Otto sfide tra epiche vittorie e dolorose sconfitte
Inferocito, nell’incredulità generale, molla la racchetta, si precipita sugli spalti e va a “menare” alla cieca il pubblico che lo fischia e insulta ininterrottamente dall’inizio della partita: anche per questo gesto, oggi impensabile, il fumantino Adriano Panatta è passato alla storia. E, neanche a dirlo, è accaduto in Coppa Davis, una competizione in cui può succedere davvero di tutto (anche che Wilander, numero 1 del mondo nell’88, perda in casa a Göteborg con Carl Uwe Steeb, un semisconosciuto, regalando di fatto la Coppa alla Germania, o che Pete Sampras nel ’91, al vertice del ranking, ceda in tre set all’esaltazione di Henry Leconte, finito al 159° posto in classifica, davanti alla bolgia di Lione).
L’episodio di Panatta pugile sugli spalti risale a Barcellona, anno 1977, come ricostruisce Germana Brizzolari nel libro Azzurro Davis, scritto dal Collettivo Banfield, otto appassionati di tennis e di sport che raccontano le altrettante finali raggiunte dalla squadra azzurra, con due soli trionfi: quello epico, e divisivo fino all’ultimo, del 1976 in Cile (ne parla Lucio Biancatelli) e quello indimenticabile dell’anno scorso, a Malaga, con il trascinatore e attuale numero 1 del mondo Jannik Sinner (ricordato da Matteo Mosciatti).

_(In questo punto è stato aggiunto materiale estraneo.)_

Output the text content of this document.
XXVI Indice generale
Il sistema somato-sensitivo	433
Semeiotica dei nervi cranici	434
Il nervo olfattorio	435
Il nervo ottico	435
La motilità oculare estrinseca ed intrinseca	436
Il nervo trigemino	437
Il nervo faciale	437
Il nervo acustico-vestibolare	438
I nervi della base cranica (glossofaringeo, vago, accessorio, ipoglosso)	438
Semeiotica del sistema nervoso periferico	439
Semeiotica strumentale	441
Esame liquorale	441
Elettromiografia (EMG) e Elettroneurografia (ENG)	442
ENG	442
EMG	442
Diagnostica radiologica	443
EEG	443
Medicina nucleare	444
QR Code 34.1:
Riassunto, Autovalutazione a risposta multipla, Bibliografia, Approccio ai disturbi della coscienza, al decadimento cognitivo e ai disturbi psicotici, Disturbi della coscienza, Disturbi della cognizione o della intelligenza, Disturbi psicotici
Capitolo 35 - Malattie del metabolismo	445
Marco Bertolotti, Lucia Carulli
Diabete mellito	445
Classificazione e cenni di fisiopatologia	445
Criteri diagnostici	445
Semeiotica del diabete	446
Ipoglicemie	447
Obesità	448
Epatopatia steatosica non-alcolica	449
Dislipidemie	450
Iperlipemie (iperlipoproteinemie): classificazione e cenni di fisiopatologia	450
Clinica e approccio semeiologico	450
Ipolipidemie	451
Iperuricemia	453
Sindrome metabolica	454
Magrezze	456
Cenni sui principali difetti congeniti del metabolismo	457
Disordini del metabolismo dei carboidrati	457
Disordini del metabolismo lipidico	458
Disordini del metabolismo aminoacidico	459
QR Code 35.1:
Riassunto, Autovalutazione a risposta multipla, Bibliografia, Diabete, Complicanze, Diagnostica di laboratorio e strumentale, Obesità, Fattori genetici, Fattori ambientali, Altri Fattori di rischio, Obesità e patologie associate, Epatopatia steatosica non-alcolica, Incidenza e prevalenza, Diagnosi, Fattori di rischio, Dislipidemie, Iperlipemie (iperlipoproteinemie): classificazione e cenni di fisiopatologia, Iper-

Nel mezzo ci sono sconfitte dolorose, a rileggerne la genesi quasi inaccettabili, come quella subìta nel 1980 a Praga quando l’arbitro di casa, Antonín Bubenik, ci “rubò”, letteralmente, punti preziosi favorendo i cecoslovacchi (eravamo in piena Guerra fredda): un’ingiustizia talmente spudorata, scrive Lorenzo Fabiano, che gli arbitri non sarebbero mai più appartenuti a una delle nazioni in gara. Altro momento crudele è quello del 1998, contro la Svezia, in cui Andrea Gaudenzi – oggi presidente dell’Atp – nel primo singolare si infortunò alla spalla sul 6 pari al quinto set contro Magnus Norman: lasciò il campo in lacrime e – spiega Alessandro Nizegorodcew – nulla fu più come sarebbe potuto essere, in quella tre giorni tanto attesa, a Milano.
Ma Azzurro Davis è anche l’occasione per ripercorrere gli avvicendamenti in casa Italia, gli attriti e i colpi di scena, e poi l’evoluzione dei Mondiali del tennis. A partire dalla formula di gioco: dall’era delle cinque partite al meglio dei cinque set, per giunta senza tiebreak (match interminabili… immaginiamo che cosa fossero le radiocronache!) sino alla recente, discussa formula varata nel 2019, figlia delle esigenze di velocità, spettacolarità e di un calendario Atp sempre più fitto. Non l’ha amata nessuno e così dal 2025 le cose cambieranno ancora: si torna all’eliminazione diretta tra due contendenti, si ripristinano le cinque partite (rimangono però al meglio dei tre set), si introduce un turno a febbraio dopo gli Australian Open.
Al netto di polemiche e opinioni, rivoluzioni e passi indietro, il fascino della Davis resta intramontabile. Ora, inutile dirlo, c’è il conto alla rovescia per Malaga.